I saw the menu. It had choices like sweet red bean pudding and tofu ice cream.

‘Red bean pudding?’ I said. ‘What is that?’

‘Rajma,’ Debu said. ‘Rajma kheer of sorts.’

‘Yuck,’ I said.

‘Chinese desserts are not famous. There’s a reason-they suck,’ he said.

‘Bengali desserts are the best,’ I said.

Debu’s chest swelled with pride.

‘Bengali men aren’t too bad either,’ he said.

Did he just flirt with me? Is this flirting? Am I supposed to respond with something clever?

‘As sweet as their desserts?’ I said, one eyebrow up.

See, I can flirt back. Nerds can flirt.

He never expected a comeback. He took a second to take in my response.

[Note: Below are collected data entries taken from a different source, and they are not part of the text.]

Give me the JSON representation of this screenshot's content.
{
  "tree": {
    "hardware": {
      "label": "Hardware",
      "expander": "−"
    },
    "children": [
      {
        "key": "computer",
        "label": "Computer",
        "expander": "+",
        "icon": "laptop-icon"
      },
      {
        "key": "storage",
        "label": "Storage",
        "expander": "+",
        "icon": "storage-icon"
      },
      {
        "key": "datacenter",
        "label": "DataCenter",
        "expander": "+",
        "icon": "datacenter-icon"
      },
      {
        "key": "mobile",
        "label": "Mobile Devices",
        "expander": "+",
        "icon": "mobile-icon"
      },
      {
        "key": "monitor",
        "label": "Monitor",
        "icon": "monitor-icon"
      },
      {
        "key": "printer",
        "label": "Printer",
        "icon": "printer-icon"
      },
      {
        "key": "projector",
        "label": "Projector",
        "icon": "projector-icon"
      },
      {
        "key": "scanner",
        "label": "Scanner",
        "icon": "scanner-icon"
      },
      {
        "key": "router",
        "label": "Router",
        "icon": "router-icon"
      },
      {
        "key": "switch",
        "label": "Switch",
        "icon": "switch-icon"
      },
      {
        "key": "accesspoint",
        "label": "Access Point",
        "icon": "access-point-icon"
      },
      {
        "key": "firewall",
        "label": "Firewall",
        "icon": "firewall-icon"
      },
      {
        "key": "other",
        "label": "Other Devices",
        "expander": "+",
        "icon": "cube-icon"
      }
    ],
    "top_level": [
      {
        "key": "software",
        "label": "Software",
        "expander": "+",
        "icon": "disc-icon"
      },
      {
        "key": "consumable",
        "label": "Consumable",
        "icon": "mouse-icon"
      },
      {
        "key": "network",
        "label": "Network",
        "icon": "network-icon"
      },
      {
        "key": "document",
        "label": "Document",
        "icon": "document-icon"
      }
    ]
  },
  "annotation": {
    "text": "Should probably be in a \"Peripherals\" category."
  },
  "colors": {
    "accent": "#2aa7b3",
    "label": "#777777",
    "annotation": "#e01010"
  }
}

‘Why don’t you try and find out?’ he said.

That’s enough, Radhika, this is going into dangerous territory, I told myself. Deflect, change the topic, fast. You don’t want to be judged as a slut on the first date. See, this is what I do. When I am with a man, I behave like I am sitting for a test. Answer the question properly. Act naïve as if I don’t understand his double meaning. Don’t just be. Perform.

‘Don’t know about the men. I’d love to have a rasgulla though,’ I said, my voice as innocent and dumb as possible. ‘Alas, this is Manhattan.’

‘Fear not. We Bengalis have left imprints everywhere. Would you like to go to a rasgulla place?’

‘Here? Now? In Manhattan?’

He nodded and smiled. The bill arrived.

‘Should we split?’ I said and took out two twenty-dollar bills.

He thought about it for a second.

‘Actually, no. Can I treat you this time?’ he said.

Isn’t that what dates are? I said to myself. But then, what about gender equality?

‘Why?’ I said. ‘We can split.’

‘No,’ he said as he took the money out of his wallet. ‘It’s not that much. You can buy the rasgullas.’